Niedobrą informacją jest zabezpieczenie tylko 1 mln zł na rozwój portu elbląskiego. Przypomnę, że w port elbląski zainwestowano 100 mln zł… w 2005 roku. Przez 16 lat definicja portu się zmieniła, a my powinniśmy wykorzystać szansę, czyli budowę kanału żeglugowego przez Mierzeje Wiślaną i bezpośredni dostęp do morza Bałtyckiego. To uważam za błąd prezydenta. Nawet jeżeli Elbląg otrzyma maksymalne dofinansowanie w wysokości 85%, to cała inwestycja w porcie będzie warta tylko około 7 mln zł. W mojej opinii to za małe środki, aby dostosować port do zwiększonych przeładunków, a przypomnę, że rocznie przez elbląski port będzie mogło przechodzić do 3,5 mln ton towarów. Obecnie jest to około 100 tys. ton.

Za to dobrym prognostykiem jest zaplanowanie kwoty 8 mln zł na basen odkryty. Bardzo się cieszę, że wracamy do realizacji inwestycji zapoczątkowanej przez śp. prezydenta Jerzego Wilka. Niestety szkoda, że mało jest środków na naprawy dróg osiedlowych. Uważam, że można by zainwestować trochę więcej w ramach weekendowych napraw. Może w trakcie roku znajda się na to środki.

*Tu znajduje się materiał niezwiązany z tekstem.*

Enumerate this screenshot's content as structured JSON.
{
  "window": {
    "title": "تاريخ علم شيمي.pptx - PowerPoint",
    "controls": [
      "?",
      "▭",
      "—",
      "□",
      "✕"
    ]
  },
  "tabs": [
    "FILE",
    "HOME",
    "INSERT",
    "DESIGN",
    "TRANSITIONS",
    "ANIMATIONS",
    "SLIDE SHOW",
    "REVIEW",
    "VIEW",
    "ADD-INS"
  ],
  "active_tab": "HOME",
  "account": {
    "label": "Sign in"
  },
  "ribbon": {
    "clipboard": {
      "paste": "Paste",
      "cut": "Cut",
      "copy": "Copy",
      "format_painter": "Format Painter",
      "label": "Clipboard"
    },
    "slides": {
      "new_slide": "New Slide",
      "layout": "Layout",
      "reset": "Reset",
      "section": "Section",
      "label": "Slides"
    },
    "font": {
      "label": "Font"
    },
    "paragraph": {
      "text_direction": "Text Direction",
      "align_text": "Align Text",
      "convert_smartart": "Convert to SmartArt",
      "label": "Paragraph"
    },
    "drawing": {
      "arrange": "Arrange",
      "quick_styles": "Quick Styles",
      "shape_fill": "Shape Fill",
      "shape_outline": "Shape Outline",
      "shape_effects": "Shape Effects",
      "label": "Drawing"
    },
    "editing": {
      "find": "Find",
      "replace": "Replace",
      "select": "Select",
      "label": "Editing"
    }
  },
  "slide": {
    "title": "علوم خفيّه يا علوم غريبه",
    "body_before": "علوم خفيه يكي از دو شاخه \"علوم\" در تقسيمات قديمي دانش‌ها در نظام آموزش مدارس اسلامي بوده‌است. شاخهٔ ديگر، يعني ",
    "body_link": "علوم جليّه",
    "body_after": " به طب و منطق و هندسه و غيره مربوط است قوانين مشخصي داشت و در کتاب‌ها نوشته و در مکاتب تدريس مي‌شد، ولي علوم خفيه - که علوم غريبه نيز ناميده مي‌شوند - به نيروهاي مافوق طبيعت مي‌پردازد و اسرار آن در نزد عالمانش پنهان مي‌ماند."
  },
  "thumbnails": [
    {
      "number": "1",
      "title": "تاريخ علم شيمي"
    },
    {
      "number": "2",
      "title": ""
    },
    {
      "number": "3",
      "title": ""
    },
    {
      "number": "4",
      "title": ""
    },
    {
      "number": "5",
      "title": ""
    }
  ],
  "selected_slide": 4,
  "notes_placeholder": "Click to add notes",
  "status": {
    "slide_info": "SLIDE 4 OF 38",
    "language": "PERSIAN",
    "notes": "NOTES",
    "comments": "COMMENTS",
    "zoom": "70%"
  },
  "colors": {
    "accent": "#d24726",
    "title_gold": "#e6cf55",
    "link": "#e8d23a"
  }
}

Dalej nie ma zabezpieczonych środków na modernizację stadionu przy A8 poza tymi, które został zaproponowane w ramach budżetu obywatelskiego tj. budowa sanitariatu na terenie stadionu miejskiego, modernizacja kas biletowych, rewitalizacja nawierzchni od ul. Agrykola oraz budowa parkingu. Coraz częściej mieszkańcy również zgłaszają mi prośbę, aby samorząd zabezpieczył funkcjonowanie nocnej opieki stomatologicznej. Domagają się również zwiększenia częstotliwości kursów komunikacji miejskiej, ponieważ dalej mają ogromne problemy z dotarciem do pracy czy szkoły w godzinach porannych.

Ostrożny budżet powinniśmy oceniać na plus. Niestety zachowawcze podejście nie daje Nam szansy skorzystania z ogromnych dofinansowań, jakie trafią do innych samorządów w ramach Polskiego Ładu. A to duży błąd. Projekty budżetów na rok przyszły są odzwierciedleniem zmian strukturalnych w finansach publicznych, w wyniku których rośnie udział środków finansowych rozdzielanych przez Rząd dla poszczególnych samorządów lokalnych.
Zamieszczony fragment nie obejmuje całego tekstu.